Recherche historique, le livre repose sur des sources sérieuses. J’ai particulièrement étudié, pour écrire La Semaine sanglante, celles du décompte des morts. Car parler des massacres oblige, inévitablement, à compter les morts. Alors que Ducamp a disposé d’informations officielles, centralisées (et tronquées) fournies par Alfred Feydeau (à la direction des cimetières), Camille Pelletan, lui, a recouru à des informateurs variés (selon les cimetières). Une étude un peu soigneuse confirme la crédibilité de beaucoup de ses interlocuteurs (voir La Semaine sanglante) et rend aujourd’hui nécessaire la réédition, enfin, de ce livre.
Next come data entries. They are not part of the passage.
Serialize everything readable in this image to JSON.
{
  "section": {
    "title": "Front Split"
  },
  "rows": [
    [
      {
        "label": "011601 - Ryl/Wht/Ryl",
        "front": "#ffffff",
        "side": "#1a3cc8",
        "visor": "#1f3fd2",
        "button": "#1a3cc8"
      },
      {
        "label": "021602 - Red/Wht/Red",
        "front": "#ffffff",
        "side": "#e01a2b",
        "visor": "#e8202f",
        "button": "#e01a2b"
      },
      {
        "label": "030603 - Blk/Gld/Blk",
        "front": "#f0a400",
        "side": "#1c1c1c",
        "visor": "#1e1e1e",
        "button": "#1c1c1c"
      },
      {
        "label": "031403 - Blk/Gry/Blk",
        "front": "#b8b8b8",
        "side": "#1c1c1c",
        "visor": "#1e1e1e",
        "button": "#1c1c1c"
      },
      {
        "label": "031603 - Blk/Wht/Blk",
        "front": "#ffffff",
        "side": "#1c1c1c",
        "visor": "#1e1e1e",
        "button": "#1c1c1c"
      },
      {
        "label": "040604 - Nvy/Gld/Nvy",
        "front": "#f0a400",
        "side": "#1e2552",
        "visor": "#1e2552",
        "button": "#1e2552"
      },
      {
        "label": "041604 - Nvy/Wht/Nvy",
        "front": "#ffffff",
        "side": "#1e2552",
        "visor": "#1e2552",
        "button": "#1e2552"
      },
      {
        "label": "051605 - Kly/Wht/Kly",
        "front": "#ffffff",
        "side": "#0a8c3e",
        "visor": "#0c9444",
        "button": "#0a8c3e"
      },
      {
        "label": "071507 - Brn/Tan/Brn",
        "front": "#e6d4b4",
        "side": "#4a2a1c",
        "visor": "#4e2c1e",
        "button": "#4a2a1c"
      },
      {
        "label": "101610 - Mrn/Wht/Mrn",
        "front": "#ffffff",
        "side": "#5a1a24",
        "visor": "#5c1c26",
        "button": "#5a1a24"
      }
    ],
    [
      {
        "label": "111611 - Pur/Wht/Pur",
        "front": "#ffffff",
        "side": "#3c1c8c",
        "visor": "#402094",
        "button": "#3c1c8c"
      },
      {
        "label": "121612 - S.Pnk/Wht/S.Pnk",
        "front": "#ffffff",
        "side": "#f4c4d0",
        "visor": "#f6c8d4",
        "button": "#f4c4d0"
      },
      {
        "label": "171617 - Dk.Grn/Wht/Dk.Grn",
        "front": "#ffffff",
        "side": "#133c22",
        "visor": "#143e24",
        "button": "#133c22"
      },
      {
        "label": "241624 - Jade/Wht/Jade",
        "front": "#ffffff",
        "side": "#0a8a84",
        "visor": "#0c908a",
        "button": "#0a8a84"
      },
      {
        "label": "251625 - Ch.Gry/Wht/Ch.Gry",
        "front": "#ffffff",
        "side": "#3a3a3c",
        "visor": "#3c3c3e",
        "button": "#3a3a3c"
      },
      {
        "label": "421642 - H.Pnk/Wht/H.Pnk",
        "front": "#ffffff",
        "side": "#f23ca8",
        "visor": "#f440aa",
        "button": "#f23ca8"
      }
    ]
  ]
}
Car, plus incroyable encore que l’absence de toute recherche sérieuse sur ce sujet avant La Semaine de Mai, il y a l’absence de recherches sur la Semaine sanglante après ce livre. Et, corollairement, l’absence de réédition du livre. Soyons précise : il y a eu une réédition en 1889. Comme on le verra ci-dessous [un de nos articles suivants] dans la préface à cette deuxième édition, il s’agissait d’un nouveau combat politique, celui contre le général Boulanger — une extrême-droite populiste hélas soutenue par certains anciens communards — qui avait participé à la répression de 1871.
Et c’est tout.
Plus rien depuis.
Je suppose que le livre a été lu par les spécialistes dans les bibliothèques. Depuis quelques années, il est disponible en ligne (sur Gallica) et c’est ainsi que je l’ai moi-même abordé.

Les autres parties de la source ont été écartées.